In a letter outlining major features of the new plan, Rockelman wrote SEC:

“We believe that the dealer franchise agreement form is so drawn up that no individual purchasing such an agreement could be misled concerning the nature of the transaction. However, in order to further protect the corporation we will make it a practice of reviewing with each purchaser the nature of the transaction, and to satisfy ourselves that he is not purchasing the agreement under any misunderstanding or in reliance upon any facts which are untrue.”

What this meant in simple English was that dealers who bought franchises were putting their money in a crap game, and that is exactly what many of them were told. Max Garavito, head of the Tucker Export Corporation in New York, told essentially the same story:

“Before we sign a franchise they have their lawyer in my office and I have my lawyer. I tell them if we do not build an automobile you don't get anything. You don't even get so much as one bolt. There is no misunderstanding. They understood very clear that the only way they can win is for us to win.”
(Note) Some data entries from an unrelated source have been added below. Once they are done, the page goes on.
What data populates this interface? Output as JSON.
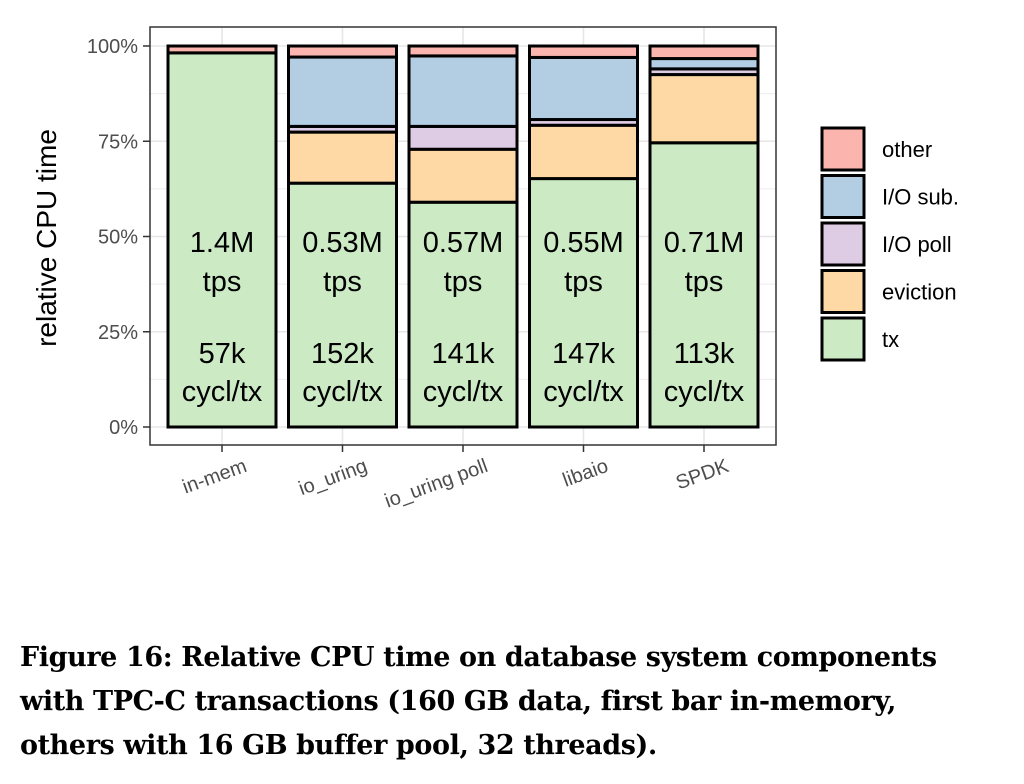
{
  "chart_data": {
    "type": "bar",
    "stacked": true,
    "ylabel": "relative CPU time",
    "xlabel": "",
    "ylim": [
      0,
      100
    ],
    "yticks": [
      "0%",
      "25%",
      "50%",
      "75%",
      "100%"
    ],
    "categories": [
      "in-mem",
      "io_uring",
      "io_uring poll",
      "libaio",
      "SPDK"
    ],
    "series": [
      {
        "name": "tx",
        "color": "#ccebc5",
        "values": [
          98.2,
          64.0,
          59.0,
          65.2,
          74.6
        ]
      },
      {
        "name": "eviction",
        "color": "#fed9a6",
        "values": [
          0,
          13.4,
          13.9,
          14.0,
          17.9
        ]
      },
      {
        "name": "I/O poll",
        "color": "#decbe4",
        "values": [
          0,
          1.5,
          6.0,
          1.5,
          1.5
        ]
      },
      {
        "name": "I/O sub.",
        "color": "#b3cde3",
        "values": [
          0,
          18.2,
          18.5,
          16.3,
          2.7
        ]
      },
      {
        "name": "other",
        "color": "#fbb4ae",
        "values": [
          1.8,
          2.9,
          2.6,
          3.0,
          3.3
        ]
      }
    ],
    "legend_order": [
      "other",
      "I/O sub.",
      "I/O poll",
      "eviction",
      "tx"
    ],
    "legend_position": "right",
    "grid": true,
    "bar_labels": [
      {
        "tps": "1.4M",
        "tps_unit": "tps",
        "cycles": "57k",
        "cycles_unit": "cycl/tx"
      },
      {
        "tps": "0.53M",
        "tps_unit": "tps",
        "cycles": "152k",
        "cycles_unit": "cycl/tx"
      },
      {
        "tps": "0.57M",
        "tps_unit": "tps",
        "cycles": "141k",
        "cycles_unit": "cycl/tx"
      },
      {
        "tps": "0.55M",
        "tps_unit": "tps",
        "cycles": "147k",
        "cycles_unit": "cycl/tx"
      },
      {
        "tps": "0.71M",
        "tps_unit": "tps",
        "cycles": "113k",
        "cycles_unit": "cycl/tx"
      }
    ]
  },
  "caption": {
    "line1": "Figure 16: Relative CPU time on database system components",
    "line2": "with TPC-C transactions (160 GB data, first bar in-memory,",
    "line3": "others with 16 GB buffer pool, 32 threads)."
  }
}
The new contract called for payment of $20 per car over a two-year period, with half of the amount in cash and the balance in notes, payable at the end of a twelve-month period. SEC approved the new arrangement as in no way constituting the sale of securities, its first objection, and got Tucker off the hook for immediate money when it spelled out the terms:

That “the monies received would not be refundable under any circumstances but would be used by the corporation forthwith for general corporate purposes.”

While Tucker had high hopes for raising enough capital to get started through the franchise program, he realized he would need a lot of money after he finally got formal possession of the plant next March 1. With a firm lease already in his possession, contingent only on having $15,000,000 capital by that date, Tucker met with Cerf again and they signed an underwriting agreement on September 30. The first agreement was in longhand, and made official a few days later with a seventeen-page typed agreement signed by Tucker and Cerf. Two days later, on October 2, Cerf announced a $20,000,000 issue of common stock would be offered as soon as it could be cleared with SEC.

Up to signing of the underwriting agreement, meetings with Cerf had been mostly in his offices on La Salle Street, heart of Chicago's financial district. With the agreement signed, Cerf was seen frequently around the plant, and when he ventured an opinion he got attention. And with reason, because the future of the corporation was in his well-manicured hands, and his skill in setting up and handling the machinery to sell stock. Cerf had his own successful brokerage business long before he met Tucker, and his manner reflected his success. Short and balding, he rather resembled a miniature Buddha when he sat in one of his big office chairs with his legs crossed under him, in the belief that this improved his circulation. He was intense and single-minded, and we early learned not to make jokes about the stock issue or anything connected with it around him, because to Cerf there was nothing funny about money, least of all the even remote possibility of losing it.

With the underwriting agreement signed and the franchise program going strong again, Tucker was ready for the next step—developing a prototype automobile which, under his agreement with Cerf, was to be completed before the stock was sold.

Raising initial capital through sale of franchises was one of the boldest and most successful bootstrap operations in industrial history, but it could not be said that Tucker conned the dealers. They were in a king-size crap game, and most of them knew it.